Wednesday, December 06, 2000

Here's looking at you

A recent report on the intellihealth Web site has got me thinking. It concerns a new high-tech system for neonatal intensive-care units that allows parents of premature infants to visit their little ones via the internet when they can’t be at the hospital, check on the child’s status at any time, access information about any medical conditions their baby may be suffering or prone to, and videoconference with doctors, nurses, even the tiny patient.

I think this is just an awesome idea. And I think it should be expanded. Specifically, I think such systems should be installed in every school in the land. Now. Today. I’m waiting.

This is the sort of constant access to information on my children I’ve been craving. What does my daughter look like when she’s taking a test? Is she really resisting the urge to peek at the paper of the person across from her? Turn on the camera, and I’m there. What is my son doing to warrant those sad faces on his daily chart? How precisely is he torturing the music teacher?
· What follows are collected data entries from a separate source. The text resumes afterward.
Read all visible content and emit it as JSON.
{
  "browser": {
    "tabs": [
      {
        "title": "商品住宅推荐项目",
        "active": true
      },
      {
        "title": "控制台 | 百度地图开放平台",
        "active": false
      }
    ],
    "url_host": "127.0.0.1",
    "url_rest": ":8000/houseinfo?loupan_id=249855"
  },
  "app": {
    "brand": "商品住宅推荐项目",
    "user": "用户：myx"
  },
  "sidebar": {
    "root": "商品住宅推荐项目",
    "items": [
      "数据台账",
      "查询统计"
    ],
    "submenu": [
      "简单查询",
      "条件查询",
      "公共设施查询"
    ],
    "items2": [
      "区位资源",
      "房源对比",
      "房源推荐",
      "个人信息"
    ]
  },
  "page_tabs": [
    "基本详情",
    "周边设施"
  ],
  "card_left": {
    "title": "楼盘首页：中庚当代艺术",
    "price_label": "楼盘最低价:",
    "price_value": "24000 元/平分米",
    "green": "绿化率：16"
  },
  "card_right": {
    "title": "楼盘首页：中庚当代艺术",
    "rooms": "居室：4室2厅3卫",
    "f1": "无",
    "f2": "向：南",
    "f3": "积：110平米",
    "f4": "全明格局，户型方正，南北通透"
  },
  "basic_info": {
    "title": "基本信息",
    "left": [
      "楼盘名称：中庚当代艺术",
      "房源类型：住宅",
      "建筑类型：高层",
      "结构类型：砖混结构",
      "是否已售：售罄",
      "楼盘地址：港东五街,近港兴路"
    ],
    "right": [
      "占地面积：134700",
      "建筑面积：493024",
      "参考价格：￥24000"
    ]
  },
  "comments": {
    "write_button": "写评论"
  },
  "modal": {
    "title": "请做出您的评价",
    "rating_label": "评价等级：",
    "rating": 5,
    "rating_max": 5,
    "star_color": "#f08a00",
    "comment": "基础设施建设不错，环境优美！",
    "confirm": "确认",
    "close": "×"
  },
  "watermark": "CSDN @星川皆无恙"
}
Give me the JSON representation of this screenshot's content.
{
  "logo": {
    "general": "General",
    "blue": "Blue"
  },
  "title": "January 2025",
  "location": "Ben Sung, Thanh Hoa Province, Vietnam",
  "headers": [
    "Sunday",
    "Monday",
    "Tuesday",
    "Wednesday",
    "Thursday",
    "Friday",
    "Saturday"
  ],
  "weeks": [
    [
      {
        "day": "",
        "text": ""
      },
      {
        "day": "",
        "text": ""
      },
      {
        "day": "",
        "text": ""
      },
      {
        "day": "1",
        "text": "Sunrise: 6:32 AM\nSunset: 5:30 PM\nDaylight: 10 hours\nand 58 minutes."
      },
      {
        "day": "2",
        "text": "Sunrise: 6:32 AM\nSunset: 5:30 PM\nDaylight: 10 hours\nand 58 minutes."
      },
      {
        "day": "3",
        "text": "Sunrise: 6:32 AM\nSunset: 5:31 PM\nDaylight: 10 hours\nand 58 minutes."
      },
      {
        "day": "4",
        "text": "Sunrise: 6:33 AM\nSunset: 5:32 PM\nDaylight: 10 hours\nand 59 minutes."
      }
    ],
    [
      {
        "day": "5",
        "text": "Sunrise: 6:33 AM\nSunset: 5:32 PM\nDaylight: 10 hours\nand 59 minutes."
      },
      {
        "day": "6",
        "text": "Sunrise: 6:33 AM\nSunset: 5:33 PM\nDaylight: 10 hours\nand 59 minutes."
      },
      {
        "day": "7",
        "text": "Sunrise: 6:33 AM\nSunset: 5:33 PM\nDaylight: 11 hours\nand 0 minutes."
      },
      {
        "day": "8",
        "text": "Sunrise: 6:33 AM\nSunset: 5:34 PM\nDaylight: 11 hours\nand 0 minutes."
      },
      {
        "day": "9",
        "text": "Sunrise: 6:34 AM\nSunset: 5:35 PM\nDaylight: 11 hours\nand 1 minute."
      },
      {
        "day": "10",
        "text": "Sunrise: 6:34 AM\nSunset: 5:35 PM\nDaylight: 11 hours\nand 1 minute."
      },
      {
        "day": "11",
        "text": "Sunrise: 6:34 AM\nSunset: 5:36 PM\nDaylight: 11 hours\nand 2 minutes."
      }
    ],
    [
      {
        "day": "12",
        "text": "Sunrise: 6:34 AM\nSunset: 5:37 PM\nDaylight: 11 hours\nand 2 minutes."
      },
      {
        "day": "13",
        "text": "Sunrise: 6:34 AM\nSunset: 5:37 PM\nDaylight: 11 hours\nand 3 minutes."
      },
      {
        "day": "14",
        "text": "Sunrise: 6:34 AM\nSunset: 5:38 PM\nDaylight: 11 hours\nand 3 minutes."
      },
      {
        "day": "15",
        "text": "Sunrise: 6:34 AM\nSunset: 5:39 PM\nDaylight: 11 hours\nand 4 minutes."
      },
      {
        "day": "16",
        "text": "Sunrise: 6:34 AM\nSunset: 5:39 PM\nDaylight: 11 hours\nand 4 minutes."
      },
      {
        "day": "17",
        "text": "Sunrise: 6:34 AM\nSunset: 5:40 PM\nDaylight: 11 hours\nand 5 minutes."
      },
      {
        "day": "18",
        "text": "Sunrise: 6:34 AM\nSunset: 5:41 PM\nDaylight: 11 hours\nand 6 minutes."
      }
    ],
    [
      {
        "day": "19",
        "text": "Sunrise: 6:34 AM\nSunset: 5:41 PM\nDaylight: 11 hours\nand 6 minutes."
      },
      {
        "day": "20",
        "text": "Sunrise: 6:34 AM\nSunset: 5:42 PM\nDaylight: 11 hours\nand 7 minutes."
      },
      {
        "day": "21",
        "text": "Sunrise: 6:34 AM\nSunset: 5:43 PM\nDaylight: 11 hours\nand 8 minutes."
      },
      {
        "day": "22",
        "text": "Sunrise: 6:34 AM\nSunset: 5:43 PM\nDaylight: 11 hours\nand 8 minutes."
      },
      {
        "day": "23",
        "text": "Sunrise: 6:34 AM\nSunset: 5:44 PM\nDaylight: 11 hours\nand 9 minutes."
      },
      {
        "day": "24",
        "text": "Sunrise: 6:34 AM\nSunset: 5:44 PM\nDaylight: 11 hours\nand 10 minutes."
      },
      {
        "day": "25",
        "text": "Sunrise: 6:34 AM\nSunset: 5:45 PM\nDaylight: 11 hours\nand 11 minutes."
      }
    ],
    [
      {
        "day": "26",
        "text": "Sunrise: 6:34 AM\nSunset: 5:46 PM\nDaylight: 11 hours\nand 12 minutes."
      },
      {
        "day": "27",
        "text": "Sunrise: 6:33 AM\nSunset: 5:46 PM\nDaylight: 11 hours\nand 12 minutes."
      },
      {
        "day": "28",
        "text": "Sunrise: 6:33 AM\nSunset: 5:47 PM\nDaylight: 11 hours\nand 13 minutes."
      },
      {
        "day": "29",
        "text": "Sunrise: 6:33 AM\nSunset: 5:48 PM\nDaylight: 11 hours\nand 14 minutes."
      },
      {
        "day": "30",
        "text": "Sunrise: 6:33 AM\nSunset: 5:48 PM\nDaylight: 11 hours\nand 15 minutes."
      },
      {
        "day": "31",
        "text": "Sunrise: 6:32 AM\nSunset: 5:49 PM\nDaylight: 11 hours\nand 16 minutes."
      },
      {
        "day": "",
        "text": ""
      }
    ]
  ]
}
Let’s have a look. Six hours is a long time to be away from my kids (though don’t get me wrong, I NEED those six hours), and it’s not like I can count on them to give me anything more than a one-word answer to “What did you do today?”

Some day cares have been offering parents live internet views of their youngsters at play for years, so the technology does exist. But I do so like the extras that the NICU parents have had access to. No more hassles about scheduling meetings with the teacher; we’ll just videoconference. No more waiting for report cards; daily progress reports can be posted. No more wondering about third grade math; tutorials online, anyone? No more failing to bring home homework assignments; it’s all there on the Web site.

Now, I suppose this would probably raise my property taxes. Technology is cool, but it’s not cheap. And the schools would of course have to hire teams of techies to keep it all going. But I don’t care. I’m consumed with curiosity. And they do so discourage parents from hanging around outside the school and peeking in the windows. Give me the hidden cameras. Now. My daughter’s got a test today.